Wellcome Sanger Institute, Wellcome Genome Campus, Hinxton, UK.
UK Dementia Research Institute, Department of Clinical Neurosciences, University of Cambridge, Cambridge, UK.
Nat Methods. 2021 Mar;18(3):262-271. doi: 10.1038/s41592-021-01076-9. Epub 2021 Mar 1.
Single-cell technologies have made it possible to profile millions of cells, but for these resources to be useful they must be easy to query and access. To facilitate interactive and intuitive access to single-cell data we have developed scfind, a single-cell analysis tool that facilitates fast search of biologically or clinically relevant marker genes in cell atlases. Using transcriptome data from six mouse cell atlases, we show how scfind can be used to evaluate marker genes, perform in silico gating, and identify both cell-type-specific and housekeeping genes. Moreover, we have developed a subquery optimization routine to ensure that long and complex queries return meaningful results. To make scfind more user friendly, we use indices of PubMed abstracts and techniques from natural language processing to allow for arbitrary queries. Finally, we show how scfind can be used for multi-omics analyses by combining single-cell ATAC-seq data with transcriptome data.

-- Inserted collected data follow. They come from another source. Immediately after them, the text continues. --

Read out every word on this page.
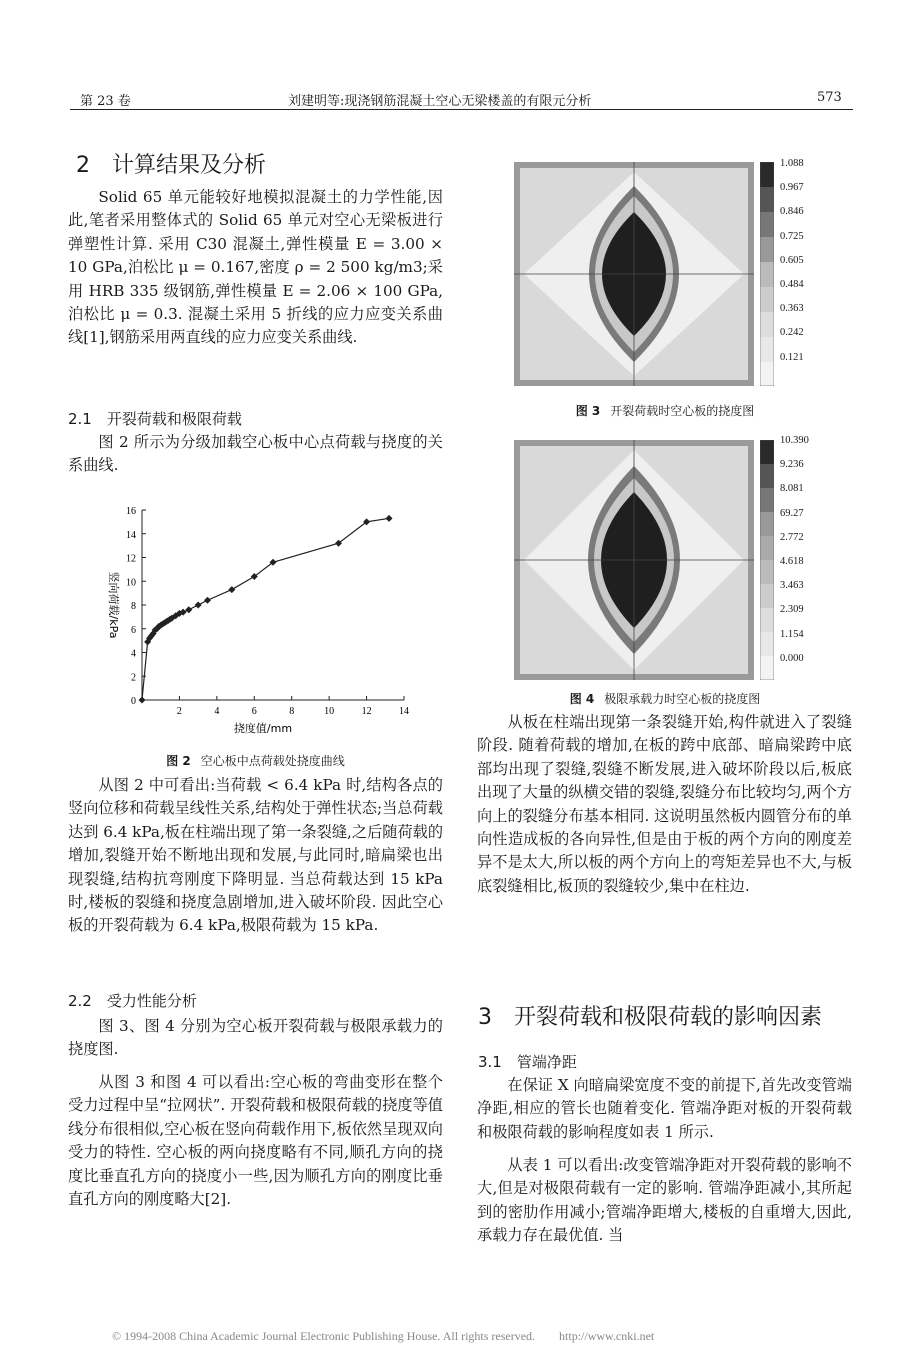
第 23 卷	刘建明等:现浇钢筋混凝土空心无梁楼盖的有限元分析	573
2　计算结果及分析

Solid 65 单元能较好地模拟混凝土的力学性能,因此,笔者采用整体式的 Solid 65 单元对空心无梁板进行弹塑性计算. 采用 C30 混凝土,弹性模量 E = 3.00 × 10 GPa,泊松比 μ = 0.167,密度 ρ = 2 500 kg/m3;采用 HRB 335 级钢筋,弹性模量 E = 2.06 × 100 GPa,泊松比 μ = 0.3. 混凝土采用 5 折线的应力应变关系曲线[1],钢筋采用两直线的应力应变关系曲线.

2.1　开裂荷载和极限荷载

图 2 所示为分级加载空心板中心点荷载与挠度的关系曲线.

0
2
4
6
8
10
12
14
16
2	4	6	8	10	12	14
挠度值/mm
竖向荷载/kPa
图 2 空心板中点荷载处挠度曲线

从图 2 中可看出:当荷载 < 6.4 kPa 时,结构各点的竖向位移和荷载呈线性关系,结构处于弹性状态;当总荷载达到 6.4 kPa,板在柱端出现了第一条裂缝,之后随荷载的增加,裂缝开始不断地出现和发展,与此同时,暗扁梁也出现裂缝,结构抗弯刚度下降明显. 当总荷载达到 15 kPa 时,楼板的裂缝和挠度急剧增加,进入破坏阶段. 因此空心板的开裂荷载为 6.4 kPa,极限荷载为 15 kPa.

2.2　受力性能分析

图 3、图 4 分别为空心板开裂荷载与极限承载力的挠度图.

从图 3 和图 4 可以看出:空心板的弯曲变形在整个受力过程中呈“拉网状”. 开裂荷载和极限荷载的挠度等值线分布很相似,空心板在竖向荷载作用下,板依然呈现双向受力的特性. 空心板的两向挠度略有不同,顺孔方向的挠度比垂直孔方向的挠度小一些,因为顺孔方向的刚度比垂直孔方向的刚度略大[2].

1.088
0.967
0.846
0.725
0.605
0.484
0.363
0.242
0.121
图 3 开裂荷载时空心板的挠度图
10.390
9.236
8.081
69.27
2.772
4.618
3.463
2.309
1.154
0.000
图 4 极限承载力时空心板的挠度图

从板在柱端出现第一条裂缝开始,构件就进入了裂缝阶段. 随着荷载的增加,在板的跨中底部、暗扁梁跨中底部均出现了裂缝,裂缝不断发展,进入破坏阶段以后,板底出现了大量的纵横交错的裂缝,裂缝分布比较均匀,两个方向上的裂缝分布基本相同. 这说明虽然板内圆管分布的单向性造成板的各向异性,但是由于板的两个方向的刚度差异不是太大,所以板的两个方向上的弯矩差异也不大,与板底裂缝相比,板顶的裂缝较少,集中在柱边.

3　开裂荷载和极限荷载的影响因素
3.1　管端净距

在保证 X 向暗扁梁宽度不变的前提下,首先改变管端净距,相应的管长也随着变化. 管端净距对板的开裂荷载和极限荷载的影响程度如表 1 所示.

从表 1 可以看出:改变管端净距对开裂荷载的影响不大,但是对极限荷载有一定的影响. 管端净距减小,其所起到的密肋作用减小;管端净距增大,楼板的自重增大,因此,承载力存在最优值. 当

© 1994-2008 China Academic Journal Electronic Publishing House. All rights reserved.　　http://www.cnki.net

单细胞技术已经使得对数百万个细胞进行分析成为可能,但这些资源要想发挥作用,就必须易于查询和访问。为了方便对单细胞数据进行交互式和直观的访问,我们开发了 scfind,这是一种单细胞分析工具,可促进在细胞图谱中快速搜索具有生物学或临床意义的标记基因。我们使用来自六个小鼠细胞图谱的转录组数据,展示了 scfind 如何用于评估标记基因、进行虚拟门控,以及识别细胞类型特异性和管家基因。此外,我们开发了一种子查询优化例程,以确保长而复杂的查询返回有意义的结果。为了使 scfind 更易于使用,我们使用 PubMed 摘要索引和自然语言处理技术来支持任意查询。最后,我们展示了如何通过将单细胞 ATAC-seq 数据与转录组数据相结合,使用 scfind 进行多组学分析。